Baker: I'll never forget it. I was a rookie leading this MDX team. We'd done the research and we had an efficient package. But when we pitched our business plan to the board of directors, Mr. [Koichi] Amemiya, who was in charge of North America, his No. 1 comment was: "It should be more green." I made the mistake of saying, "But sir, nobody cares about the green issues." And he just smiled and said "I know."
From the WaPo, on GM's development of the GM Aztek:
The Aztek represented all that is wrong with GM's design process, that official said. The concept car actually did something few GM designs do: arrive before a trend -- this time, the crossover SUV that combines the attributes of a truck and a passenger car. And GM had high hopes to sell 50,000 to 70,000 Azteks a year, establishing Pontiac on the cutting edge.

Then came production, the executive said. The penny-pinchers demanded that costs be kept low by putting the concept car on an existing minivan platform. That destroyed the original proportions and produced the vehicle's bizarre, pushed-up back end. But the designers kept telling themselves it was good enough.

"By the time it was done, it came out as this horrible, least-common-denominator vehicle where everyone said, 'How could you put that on the road?' " the official said.

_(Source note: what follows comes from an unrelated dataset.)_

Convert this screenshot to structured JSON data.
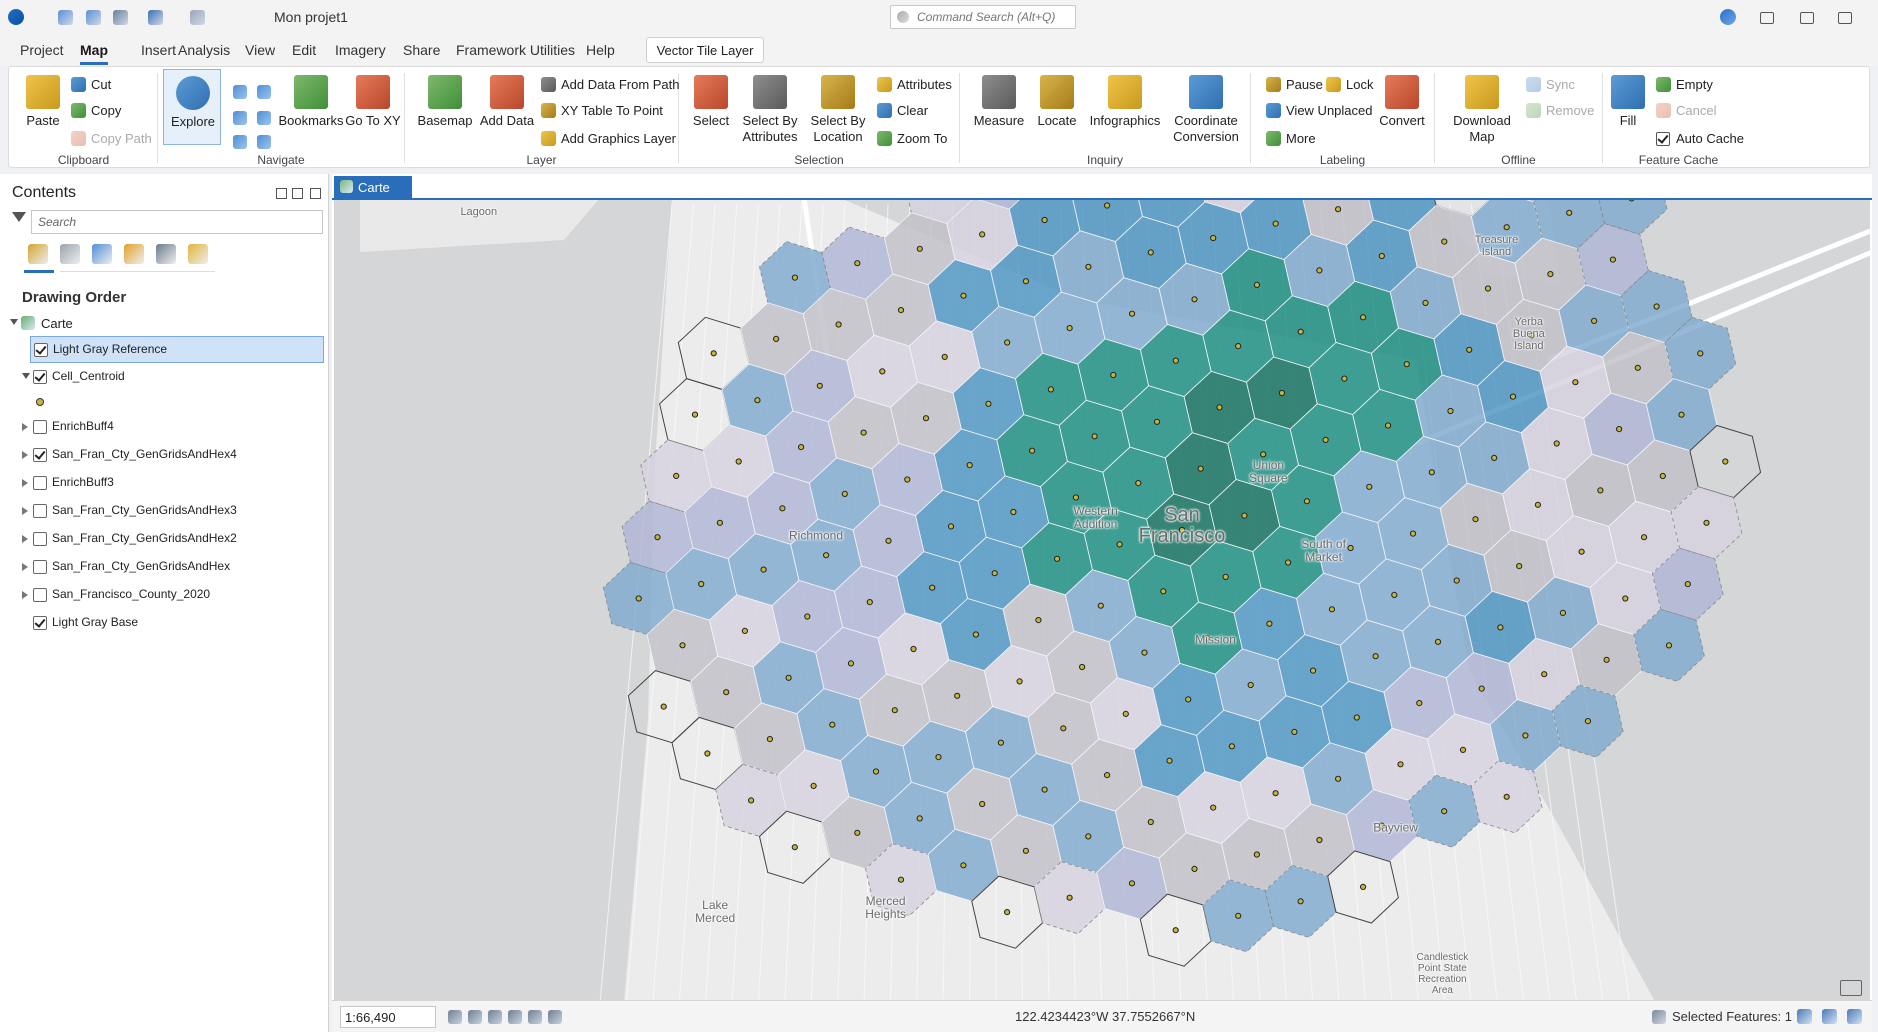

Sales never reached the 30,000 level needed to make money on the Aztek, so it abruptly went out of production last year. The tongue-in-cheek hosts of National Public Radio's "Car Talk" named it the ugliest car of 2005. "It looks the way Montezuma's revenge feels," one listener quipped.
It's called L-E-A-D-E-R-S-H-I-P.

Of the top 10 most fuel efficient cars on the road today, Honda has 7 of them. As the chart above shows, over the course of the past five years, Honda's share price has increased 50%, while GM's has decreased 50%.

Of course fuel efficiency isn't the only factor that comes into play in determining the relative success and failure of the two companies, but of all the US manufacturers GM most slavisly reflects Bushian economic philosophy: spend your money lobbying Congress not to legislate fuel efficiency rather than voluntarily adopting it yourself, reward yourself and other top level employees lavishly, pin the blame for your poor decision making on the unions and expect the working class to pick up the tab while you wrestle Oprah for $6,000 handbags at Hermes.

A friend just pre-ordered a Lexus RX 400h and I'm dying to drive it. As someone who makes a solid effort to buy American-made products whenever possible, I'm probably a couple of cars away from being interested in anything that US automakers have to offer, and that is just a plain tragedy.

Update: John Pearley Huffman has a review of the new Lexus in The Car Connection.com. He also says Roger L. Simon has been sniffing around the new Lexus. John attributes it to geography-related curiosity.